Sind Start-ups nur Kooperationspartner oder auch Konkurrenz wie die Fintechs bei den Banken?
Wir müssen aufpassen, dass die Digitalisierung nicht von außen übergestülpt wird. Ich sehe da eher die Gefahr bei den Googles dieser Welt. Bisher schützt uns noch die Regulierung, aber die Politik könnte auf die Idee kommen, sie zu lockern, wenn sie die Vorteile durch externe Anbieter sieht.
Noch eine persönliche Frage: Sie sind gelernter Chirurg und sammeln gerne chirurgische Instrumente. Was sind ihre liebsten Stücke?

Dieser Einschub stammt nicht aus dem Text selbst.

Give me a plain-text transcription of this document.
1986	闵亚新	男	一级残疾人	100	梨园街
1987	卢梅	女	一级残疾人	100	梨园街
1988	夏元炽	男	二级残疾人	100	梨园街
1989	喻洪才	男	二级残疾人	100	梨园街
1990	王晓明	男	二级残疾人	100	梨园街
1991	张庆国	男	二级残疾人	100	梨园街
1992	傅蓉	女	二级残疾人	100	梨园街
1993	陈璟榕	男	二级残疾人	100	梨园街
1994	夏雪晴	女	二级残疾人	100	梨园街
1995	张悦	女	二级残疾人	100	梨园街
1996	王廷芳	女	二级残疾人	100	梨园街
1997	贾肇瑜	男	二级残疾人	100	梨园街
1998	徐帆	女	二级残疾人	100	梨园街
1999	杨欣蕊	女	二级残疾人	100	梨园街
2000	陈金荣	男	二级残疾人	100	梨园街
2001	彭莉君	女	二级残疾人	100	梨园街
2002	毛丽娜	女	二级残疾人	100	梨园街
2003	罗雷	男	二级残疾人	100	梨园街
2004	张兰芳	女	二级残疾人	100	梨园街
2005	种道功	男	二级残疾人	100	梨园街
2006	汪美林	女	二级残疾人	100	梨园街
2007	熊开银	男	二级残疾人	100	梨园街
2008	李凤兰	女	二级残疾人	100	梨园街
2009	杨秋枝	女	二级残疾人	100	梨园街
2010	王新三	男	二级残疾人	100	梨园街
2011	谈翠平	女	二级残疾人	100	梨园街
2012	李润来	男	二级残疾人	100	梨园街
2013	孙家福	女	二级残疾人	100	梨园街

Ich mag mein chirurgisches Feldbesteck aus dem Zweiten Weltkrieg. Aber auch den Geburtshelferkoffer, den mein Großvater immer dabeihatte. Er war in den 1970er Jahren der letzte reitende Landarzt Baden-Württembergs. Auf dem Pferd kam er im Winter besser zum Patienten als mit dem Auto. Und für den Fall, dass mal ein Zaun im Weg war, hatte er immer eine Drahtschere dabei. Aber emotional am meisten hänge ich an einer kleinen Stahlplatte. Die habe ich in meiner ersten Operation herausoperiert. Es kostete mich einen Kasten Bier, den Patienten zu überzeugen, sie mir zu überlassen.